How can politics be denied when outbreaks of influenza, diarrhea, hepatitis, typhoid, diphtheria and malaria threaten the refugee population, targeting the most susceptible of all-children and the elderly?
Aren't politics part of the formula when refugees are unable to deal with their psychological anger and succumb to heart attacks or literally die of broken hearts because of the traumatic experience of being totally stripped from the ancestral homes of their grandparents and great-grandparents? Many stories are told of those who looked back while fleeing and saw their houses being looted, ransacked or burned to the ground. Others live with the knowledge that the aggressors have settled down, squatting on their own land and currently reside in the very homes they were forced to abandon.
And is it not a political question when fathers, the traditional economic providers of the family, are helpless against protecting their own loved ones against malnutrition, hunger and cold? Sources of revenue have been wiped out and lifetime careers destroyed. Where can fathers and family providers (many of which are single women these days) get money to fend off these evils?

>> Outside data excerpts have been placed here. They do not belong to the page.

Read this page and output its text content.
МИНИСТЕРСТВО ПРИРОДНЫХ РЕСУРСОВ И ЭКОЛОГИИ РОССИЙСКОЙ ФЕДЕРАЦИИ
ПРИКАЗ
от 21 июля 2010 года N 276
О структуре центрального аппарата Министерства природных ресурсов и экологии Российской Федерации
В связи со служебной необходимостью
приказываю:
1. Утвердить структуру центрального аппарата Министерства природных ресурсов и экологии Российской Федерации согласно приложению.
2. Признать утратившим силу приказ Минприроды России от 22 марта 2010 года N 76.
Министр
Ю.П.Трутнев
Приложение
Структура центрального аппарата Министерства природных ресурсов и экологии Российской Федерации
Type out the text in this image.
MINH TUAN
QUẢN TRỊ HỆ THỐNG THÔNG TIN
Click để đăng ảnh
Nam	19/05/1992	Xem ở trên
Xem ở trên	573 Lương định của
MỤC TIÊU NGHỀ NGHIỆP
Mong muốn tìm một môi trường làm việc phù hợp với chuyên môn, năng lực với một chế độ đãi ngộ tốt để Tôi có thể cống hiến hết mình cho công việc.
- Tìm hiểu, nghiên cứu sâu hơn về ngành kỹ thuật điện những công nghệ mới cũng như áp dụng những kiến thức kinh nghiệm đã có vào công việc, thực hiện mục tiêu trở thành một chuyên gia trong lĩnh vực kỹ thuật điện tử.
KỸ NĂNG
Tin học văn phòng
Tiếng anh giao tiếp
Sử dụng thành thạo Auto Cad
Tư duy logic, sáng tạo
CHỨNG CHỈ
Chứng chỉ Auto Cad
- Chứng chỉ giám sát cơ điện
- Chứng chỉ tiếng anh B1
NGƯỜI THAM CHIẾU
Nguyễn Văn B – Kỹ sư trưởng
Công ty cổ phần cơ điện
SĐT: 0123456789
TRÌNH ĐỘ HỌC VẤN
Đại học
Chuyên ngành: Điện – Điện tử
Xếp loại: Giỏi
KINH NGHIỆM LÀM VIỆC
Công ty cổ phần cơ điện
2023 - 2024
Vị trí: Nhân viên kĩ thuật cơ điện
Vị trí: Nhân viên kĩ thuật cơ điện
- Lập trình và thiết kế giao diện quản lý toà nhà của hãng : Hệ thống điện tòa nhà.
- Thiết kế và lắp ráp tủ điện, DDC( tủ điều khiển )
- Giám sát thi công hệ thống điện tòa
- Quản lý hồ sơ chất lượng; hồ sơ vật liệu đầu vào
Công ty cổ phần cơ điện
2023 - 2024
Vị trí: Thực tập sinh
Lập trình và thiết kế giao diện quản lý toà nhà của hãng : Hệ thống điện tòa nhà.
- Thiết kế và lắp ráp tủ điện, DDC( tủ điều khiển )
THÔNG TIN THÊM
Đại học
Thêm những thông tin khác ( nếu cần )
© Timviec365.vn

Is it not a political question when children lose the chance to receive a formal education during the prime years of their lives-especially in a country where not so long ago, the literacy was estimated at 99 percent? It's not uncommon these days to hear refugee mothers complain bitterly that their 12-year-olds have attended school for only three months of their entire lives.
Political decisions both facilitate, as well as obstruct, our lives on a daily basis-every place in the world. In regard to the Karabakh Conflict, what is needed is the political will from politicians and professionals-both Azerbaijanis and Armenians-to bring this war to an end and to begin to resolve the health crises that exist in both countries. Though ending the war, in and of itself, is not a "magic bullet" in resolving all medical care problems, it is unrealistic to suppose that radical fundamental changes will, or even can, take place, at least in Azerbaijan, until the war comes to an end. Whether we like it or not, it's clearly a question of politics on every level and impossible to deny.
From Azerbaijan International (4.3) Autumn 1996.